Le prix du carburant diesel sur le temps long
Les consommateurs sont à juste titre très en alerte sur le prix des carburants. Aux fluctuations du pétrole s’ajoutent les hausses de taxe, et la « mobilité fiscale » de Bercy, n’hésitant pas à appliquer 20% de TVA sur la taxe intérieure de consommation des produits énergétiques (!). Malgré ces dispositions, le prix du litre de diesel (80% du carburant consommé en France) est resté sur cette même période de 15 ans, lui aussi très stable.
Le prix moyen actuel de 1,43 euro le litre était le niveau de prix atteint (et même dépassé) en… 2008 !
Certes, ce niveau de prix est en partie haute de la courbe, mais 13 années plus tard, les consommateurs s’acquittent toujours de 1,43 euro !
Même si les salaires ont faiblement progressé, annuellement, sur 13 ans, l’augmentation est réelle. Le SMIC horaire est ainsi passé en 2008 de 8,71 euros à 10,25 euros en 2021 soit une progression de presque 18%. La stagnation du prix courant du carburant est donc en réalité une baisse, psychologiquement non perceptible, mais économiquement réelle.
Les perspectives futures
Les incertitudes économiques liées aux incertitudes de l’évolution Covid dans plusieurs pays, Etats-Unis, Russie, Japon, Chine, repoussent à 2023 un retour de la consommation pétrolière à son niveau de 2019, au mieux…

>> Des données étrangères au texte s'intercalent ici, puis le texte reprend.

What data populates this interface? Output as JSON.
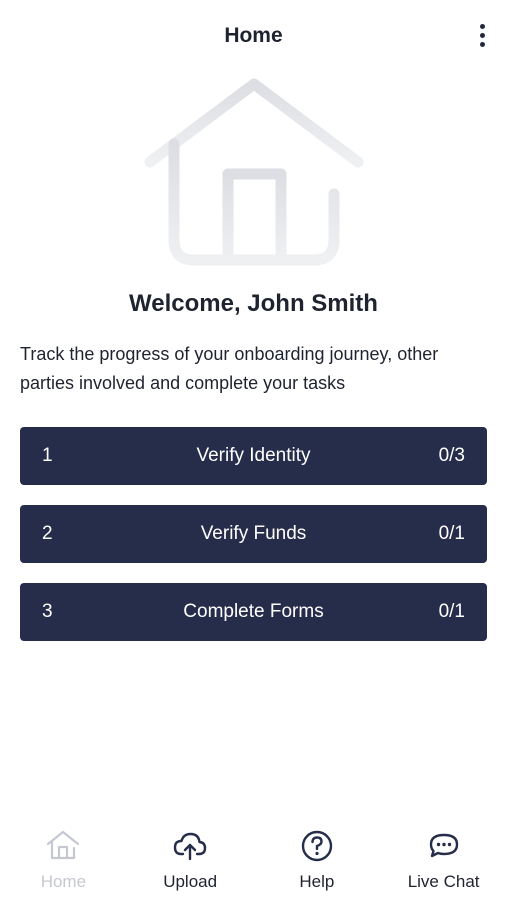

Il convient d’intégrer à court terme l’effet du travail à domicile, et la pression climatique, sur les pratiques de déplacements. S’ajoute, sur un terme légèrement plus long, l’impact des décisions internationales concernant la réduction d’émission des gaz à effet de serre, et la marche forcée vers la suppression des moteurs thermiques.nLa consommation mondiale de pétrole sur cette décennie va très probablement commencer à décroître.
Même si les investissements d’exploration de nouveaux gisements ont été drastiquement diminués ces 2 dernières années, cette tendance va progressivement s’inverser, avec le retour des volumes et des prix à leurs niveaux d’avant crise sanitaire.
Le manque de production n’est pas à l’ordre du jour. Les forages ont été moins sollicités depuis 2 ans, et l’Iran pourrait avoir la possibilité de reprendre ses exportations (1,5 à 2 mbj). A cette situation s’ajoute l’Irak et son plan de développement pour atteindre 7 mbj. Le contrat que vient d’y signer TotalEnergies le matérialise.
En toute prudence, nous ne devrions pas manquer de pétrole à un prix ne s’éloignant pas trop de sa tendance.